Wednesday, June 4, 2008

No Applause, Please

My school recently had its graduation. This year's graduating seniors (the computer science majors, anyway) are particularly memorable for me. For one thing, I had more success than usual in luring them into playing board games, especially Race for the Galaxy, Attika, RoboRally, and Ricochet Robots.

However, this group also stood out for a classroom behavior that I'm not used to—applause.

It started in Algorithms. In this course, when a homework is due, I usually have several students present their solutions. If the student solutions have not illustrated a point that I wanted to make, I will then present my solution, which is usually more elegant, and sometimes significantly more efficient as well.
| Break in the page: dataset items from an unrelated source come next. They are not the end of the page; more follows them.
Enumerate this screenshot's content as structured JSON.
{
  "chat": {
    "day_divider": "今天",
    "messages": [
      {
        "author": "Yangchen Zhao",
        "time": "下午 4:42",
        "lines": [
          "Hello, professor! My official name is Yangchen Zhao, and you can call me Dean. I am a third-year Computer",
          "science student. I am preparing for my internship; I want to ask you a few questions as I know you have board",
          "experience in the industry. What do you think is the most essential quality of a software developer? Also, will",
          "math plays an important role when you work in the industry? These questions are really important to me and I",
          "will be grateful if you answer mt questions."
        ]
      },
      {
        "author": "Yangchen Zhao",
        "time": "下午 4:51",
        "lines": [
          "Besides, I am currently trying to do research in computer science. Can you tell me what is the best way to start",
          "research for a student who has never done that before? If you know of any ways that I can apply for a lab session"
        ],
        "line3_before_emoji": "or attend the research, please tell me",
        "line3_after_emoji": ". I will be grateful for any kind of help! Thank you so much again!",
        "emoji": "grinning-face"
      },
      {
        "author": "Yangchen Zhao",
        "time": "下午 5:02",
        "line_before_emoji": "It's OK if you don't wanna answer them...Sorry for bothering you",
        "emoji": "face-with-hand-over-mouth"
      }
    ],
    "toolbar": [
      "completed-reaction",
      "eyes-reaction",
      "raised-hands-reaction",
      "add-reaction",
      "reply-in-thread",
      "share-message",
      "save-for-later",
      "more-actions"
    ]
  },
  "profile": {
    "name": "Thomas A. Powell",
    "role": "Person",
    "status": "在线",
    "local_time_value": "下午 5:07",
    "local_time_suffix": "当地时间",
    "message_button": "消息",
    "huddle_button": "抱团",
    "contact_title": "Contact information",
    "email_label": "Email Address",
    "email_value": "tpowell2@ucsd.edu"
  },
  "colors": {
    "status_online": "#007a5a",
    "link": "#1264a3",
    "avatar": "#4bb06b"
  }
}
My goal in doing this is not to show them up, or to say “hey, dummy, this is what you should have written”, but rather to help them catch a glimpse of the beauty I see in an elegant algorithm, to inspire them with what is possible. (I do worry sometimes that fragile personalities might find the experience demoralizing, rather than inspiring.)

Last year, after presenting such a solution, I was very surprised when one particular student started clapping. He continued to do this in future weeks, and eventually pressured other students into joining him.

At first, I was taken aback, but over time, I got more and more frustrated. It felt like the applause was saying “this is so far beyond me that I could never hope to match it”, whereas I was hoping for a reaction more like “this may be beyond me right now, but, by golly, if I work at it, I'll be able to do that someday”. Eventually, I snapped, “C'mon, I'm not trying to impress you with my brilliance. I want you to impress me with your brilliance!”